Okay, so I’ll play around with the other features.
Hmm…, I can’t see how to set up raid-Z in the storage part of the management console. I was hoping to do things like stripe the main test volume disks, but replicate snapshots to a separate internal disk, then to a remote zfs target. No luck there.
No nic teaming nor vlan trunks seems like a glaring omission for a virtualization platform (no redundant network paths?!! No bandwidth aggregation / load balancing?). I knew this from the Q&A at the beginning of the eval, but it’s still alarming that this feature set would be absent in a modern server product distribution.
Basically, I expected 80-90% functionality. I figure that I’ve gotten a pretty (slow) UI, with 20% functionality under the hood. Blame a lot of it on the hardware, but, come on, Intel SATA chipset, HP workstation, and Broadcom NICs?? Can’t you support that?
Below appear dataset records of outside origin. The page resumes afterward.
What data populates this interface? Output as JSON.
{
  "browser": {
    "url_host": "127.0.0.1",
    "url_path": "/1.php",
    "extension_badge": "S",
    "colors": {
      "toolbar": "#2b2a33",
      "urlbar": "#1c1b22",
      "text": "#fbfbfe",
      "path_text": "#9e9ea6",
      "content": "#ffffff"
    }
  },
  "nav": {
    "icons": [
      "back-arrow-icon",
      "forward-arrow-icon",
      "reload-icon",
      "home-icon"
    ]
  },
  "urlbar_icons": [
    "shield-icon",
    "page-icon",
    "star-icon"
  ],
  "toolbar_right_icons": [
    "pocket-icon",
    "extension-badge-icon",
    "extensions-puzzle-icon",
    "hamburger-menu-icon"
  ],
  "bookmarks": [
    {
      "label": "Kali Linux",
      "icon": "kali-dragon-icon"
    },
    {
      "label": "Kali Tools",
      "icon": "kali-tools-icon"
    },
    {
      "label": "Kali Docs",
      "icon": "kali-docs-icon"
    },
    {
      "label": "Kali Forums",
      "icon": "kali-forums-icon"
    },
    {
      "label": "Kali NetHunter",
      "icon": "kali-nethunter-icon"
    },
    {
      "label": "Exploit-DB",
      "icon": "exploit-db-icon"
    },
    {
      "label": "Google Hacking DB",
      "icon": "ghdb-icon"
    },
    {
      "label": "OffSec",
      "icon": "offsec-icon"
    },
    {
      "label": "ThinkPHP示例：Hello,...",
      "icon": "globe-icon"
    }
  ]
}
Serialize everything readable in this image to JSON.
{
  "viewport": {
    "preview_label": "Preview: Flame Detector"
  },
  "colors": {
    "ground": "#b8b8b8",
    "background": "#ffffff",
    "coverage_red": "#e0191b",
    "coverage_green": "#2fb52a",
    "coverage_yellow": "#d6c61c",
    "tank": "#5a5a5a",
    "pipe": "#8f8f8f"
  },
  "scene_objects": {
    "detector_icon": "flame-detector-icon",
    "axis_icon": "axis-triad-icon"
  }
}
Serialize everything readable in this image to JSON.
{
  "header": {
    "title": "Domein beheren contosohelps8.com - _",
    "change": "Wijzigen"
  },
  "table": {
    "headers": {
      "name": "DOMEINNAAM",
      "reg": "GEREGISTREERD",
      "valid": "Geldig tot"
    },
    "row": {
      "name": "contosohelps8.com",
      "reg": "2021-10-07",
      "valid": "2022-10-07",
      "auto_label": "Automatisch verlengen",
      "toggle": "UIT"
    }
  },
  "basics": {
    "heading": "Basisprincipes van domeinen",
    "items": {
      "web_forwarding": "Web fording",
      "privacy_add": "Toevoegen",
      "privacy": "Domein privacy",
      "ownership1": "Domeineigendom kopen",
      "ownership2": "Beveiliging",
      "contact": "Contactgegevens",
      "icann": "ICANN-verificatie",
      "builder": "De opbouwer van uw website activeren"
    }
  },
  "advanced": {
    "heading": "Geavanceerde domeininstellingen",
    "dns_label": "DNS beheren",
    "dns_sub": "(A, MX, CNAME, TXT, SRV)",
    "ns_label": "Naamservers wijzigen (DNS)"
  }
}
I can’t imagine that the GA will be that great, if this pre-release is this bad, and release is scheduled (slipped) for Q2CY2009. Maybe in a year. But then, only if Sun is showing true market leadership and profitability in at least some major area, and demonstrates that it can “not just survive, but thrive”.
Yes, I’m frustrated because I’ve spent time I didn’t have, evaluating a product that didn’t work (not even to beta levels); even though I was a “believer” going in to the experience, trying to give it every chance I could, I call this eval a failure.
Can I try to run my own opensolaris Xen solution? Well, my trial of opensolaris has been less than stellar (panics on install).
Thank you for the opportunity to look at this product. I’ll give EA4 exactly one chance, but I won’t waste any more time trying to troubleshoot stuff that should just work.
P.S. I’d have a Sun workstation, but the HP gave me more, at a much lower cost than the Sun model.